Mostly I am in agreement with Diomedes1976 here, except that I'll point out, before opposing arguers do, that, actually, most GC games also ran at 480p.  The only real difference is that the Wii tends to have titles that render in anamorphic widescreen (wide pixels), whereas the GameCube did not have many such titles (Starfox Adventures is about the only one I can even think of).  In any case, anamorphic widescreen is the same number of pixels, so... The Wii does have 1.7x the clockrate of the GC's GPU... but... that doesn't really translate to anything more than a slightly better fill and vertex processing rate.  Its better, but, as dismedes1976 states above, its not the landslide needed to jump generations.

 

Unfortunately, we don't know much about the Hollywood processor except that it is twice the size of the Flipper processor (if the flipper received a die-size reduction using a 90nm process) and it runs at 1.5 times the clock speed of the Flipper processor ... We can speculate about what changes Nintendo made to their GPU, but I think the safe bet is they made modifications to improve performance of some sort.

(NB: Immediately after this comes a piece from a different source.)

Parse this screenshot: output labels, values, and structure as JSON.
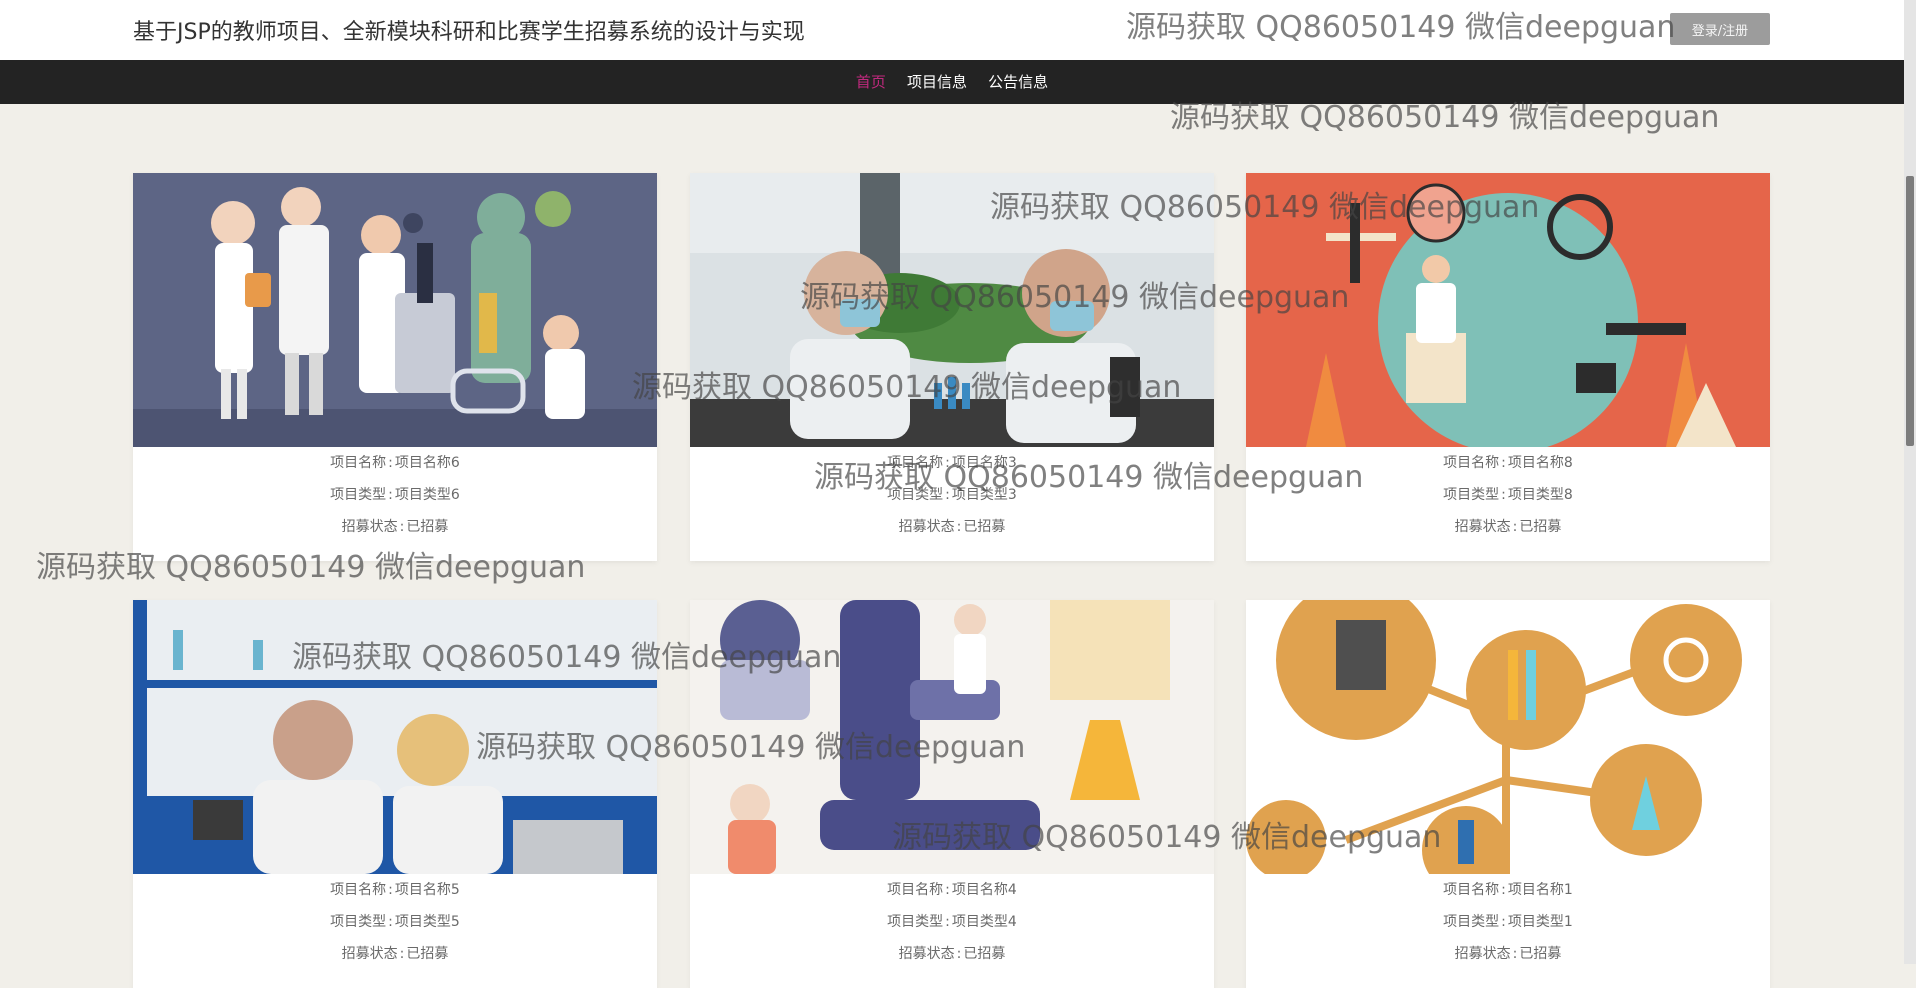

Now, being that the Wii is more powerful than the Gamecube and the Gamecube was more powerful than the PS2, Wii games that do not achieve similar performance to good looking PS2 games can be blamed entirely on developers who haven't tried to push the Wii's hardware; unfortunately, this represents the bulk of third party games. Ultimately, when you look at the best looking PS2 and Gamecube games and consider the enhancements that are possible because of the additional capabilities of the Wii there is nothing saying the Wii can't have some very nice looking games.